Enduring Love


Movie review by Greg Carlson

A total misfire on virtually every level, “Enduring Love” is one of the year’s most disappointing films. Adapted from Ian McEwan’s 1997 novel, the movie manages to get off to a terrific, terrifying start, but runs out of steam so fast that audience members might be surprised by just how quickly they can be overwhelmed by boredom and apathy. Director Roger Michell, who managed to make the pulpy “Changing Lanes” such a gripping entertainment, never finds his way with the source material. Is love an illusion? Can love give birth to unintended, horrible consequences? Considering that “Enduring Love” parades its philosophical agenda within the overly familiar psycho-thriller framework, the answers to those questions are not particularly satisfying.

The movie’s opening scene is gripping. Lounging in a lush meadow outside London, university lecturer Joe Rose (Daniel Craig) produces a bottle of champagne in order to propose to girlfriend Claire (Samantha Morton). Just before the cork is popped, a bright red hot air balloon crashes nearby, skidding along the grass. A small boy remains inside the gondola while a man tries desperately to control the unwieldy behemoth. Joe runs to the rescue. Several others appear virtually out of nowhere. Grabbing the ropes, it looks like the would-be heroes have brought the balloon under control. Then, the unthinkable happens. The balloon begins to ascend, and all but one of the men let go of the ropes. Looking on in horror, Joe, Claire and the others watch the last man swaying on his thread. The balloon climbs higher and higher, and finally the man cannot hold on any longer.

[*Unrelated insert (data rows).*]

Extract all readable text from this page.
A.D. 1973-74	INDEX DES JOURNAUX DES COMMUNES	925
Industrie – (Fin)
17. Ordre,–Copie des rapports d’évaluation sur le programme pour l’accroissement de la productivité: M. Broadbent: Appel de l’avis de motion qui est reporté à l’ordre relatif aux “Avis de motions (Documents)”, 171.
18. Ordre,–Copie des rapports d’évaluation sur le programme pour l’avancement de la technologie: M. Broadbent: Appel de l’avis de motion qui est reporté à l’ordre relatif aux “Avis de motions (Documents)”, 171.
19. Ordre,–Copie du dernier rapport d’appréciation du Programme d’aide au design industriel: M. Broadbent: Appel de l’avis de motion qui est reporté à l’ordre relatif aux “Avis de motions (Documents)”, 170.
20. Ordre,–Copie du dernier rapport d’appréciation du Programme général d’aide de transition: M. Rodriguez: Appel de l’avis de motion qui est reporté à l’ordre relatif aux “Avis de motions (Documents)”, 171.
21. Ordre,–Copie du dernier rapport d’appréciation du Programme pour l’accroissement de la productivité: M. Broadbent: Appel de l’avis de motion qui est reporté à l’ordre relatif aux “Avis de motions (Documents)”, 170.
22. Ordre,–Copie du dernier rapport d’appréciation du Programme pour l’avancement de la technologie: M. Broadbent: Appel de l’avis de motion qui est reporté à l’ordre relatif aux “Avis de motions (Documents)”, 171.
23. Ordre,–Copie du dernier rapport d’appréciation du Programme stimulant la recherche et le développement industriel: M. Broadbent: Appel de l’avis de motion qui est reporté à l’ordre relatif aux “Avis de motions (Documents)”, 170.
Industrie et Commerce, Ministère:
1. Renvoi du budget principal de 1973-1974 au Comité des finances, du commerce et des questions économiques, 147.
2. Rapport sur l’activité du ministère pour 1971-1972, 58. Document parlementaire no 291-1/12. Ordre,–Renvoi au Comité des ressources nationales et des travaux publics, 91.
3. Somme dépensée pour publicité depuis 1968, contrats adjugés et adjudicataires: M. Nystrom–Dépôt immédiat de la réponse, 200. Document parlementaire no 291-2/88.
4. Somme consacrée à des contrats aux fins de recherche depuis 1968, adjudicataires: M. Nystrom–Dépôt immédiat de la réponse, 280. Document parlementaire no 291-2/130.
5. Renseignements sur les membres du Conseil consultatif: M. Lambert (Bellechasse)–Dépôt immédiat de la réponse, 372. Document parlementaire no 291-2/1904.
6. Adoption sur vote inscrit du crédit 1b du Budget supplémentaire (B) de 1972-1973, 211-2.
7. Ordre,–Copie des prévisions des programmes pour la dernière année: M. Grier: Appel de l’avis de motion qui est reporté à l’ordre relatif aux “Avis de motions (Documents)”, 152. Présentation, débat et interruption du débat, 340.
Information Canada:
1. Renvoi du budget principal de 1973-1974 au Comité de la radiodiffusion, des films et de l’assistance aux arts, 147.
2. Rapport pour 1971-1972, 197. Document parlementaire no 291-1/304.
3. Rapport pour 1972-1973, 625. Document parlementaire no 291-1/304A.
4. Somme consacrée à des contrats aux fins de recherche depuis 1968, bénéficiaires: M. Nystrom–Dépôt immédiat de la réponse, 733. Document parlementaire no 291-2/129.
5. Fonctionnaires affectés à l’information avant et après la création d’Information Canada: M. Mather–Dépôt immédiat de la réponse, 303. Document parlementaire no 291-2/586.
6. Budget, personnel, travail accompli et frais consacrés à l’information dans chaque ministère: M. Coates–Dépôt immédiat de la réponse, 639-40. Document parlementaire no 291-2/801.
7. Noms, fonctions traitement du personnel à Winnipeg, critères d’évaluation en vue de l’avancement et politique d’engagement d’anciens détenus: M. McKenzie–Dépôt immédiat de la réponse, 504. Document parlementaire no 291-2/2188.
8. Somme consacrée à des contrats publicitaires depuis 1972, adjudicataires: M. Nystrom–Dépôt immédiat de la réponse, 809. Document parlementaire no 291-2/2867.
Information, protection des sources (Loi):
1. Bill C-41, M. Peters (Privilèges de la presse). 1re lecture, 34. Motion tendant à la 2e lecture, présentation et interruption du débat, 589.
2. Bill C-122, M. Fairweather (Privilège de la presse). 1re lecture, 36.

Joe never mentally recovers from the accident, harboring tremendous guilt about his own inability to keep the balloon on the ground. Withdrawing into himself, the strain begins to infiltrate Joe’s relationship with Claire. One of the other accident witnesses, the lanky, disheveled Jed (Rhys Ifans) begins to pop up with unsettling frequency in Joe’s life, and then things really go downhill. Jed is a typical movie bogeyman – the kind who always happens to be watching from the park across the street, or holding up a photo of the protagonist’s girlfriend, or having lunch at the next table in the restaurant. When the movie should be examining Joe’s psychological scars and his relationship with Claire, it descends into cheap slasher territory.

“Enduring Love” does not even make it to the halfway mark before the audience begins to anticipate every predictable turn. Jed secrets himself among Joe’s students and pops up in class to warble a few bars of “God Only Knows” (for which Brian Wilson is surely owed the deepest of apologies). Claire can’t take Joe’s brooding anymore. The editing and photography become so self-consciously arty that seemingly, rain begins to pour in every other scene. Frantic, midnight searches of websites are made. The unavoidable “stalker’s shrine” is discovered. Everything crashes harder than the opening scene’s balloon.

By the time the laughable coda is tagged on, viewers might feel as disconnected from the film as Joe does from his emotions. The actors have been wasted, especially the brilliant Morton, who deserves so much better than her role here as the long-suffering, supportive helpmate. Additionally, Ifans is too obvious as a goony lunatic, which makes much of what transpires hard to take: any normal person would have taken out a restraining order against him after the first nutty encounter. As it is, viewers should make sure to stay at least fifty yards away from this movie at all times.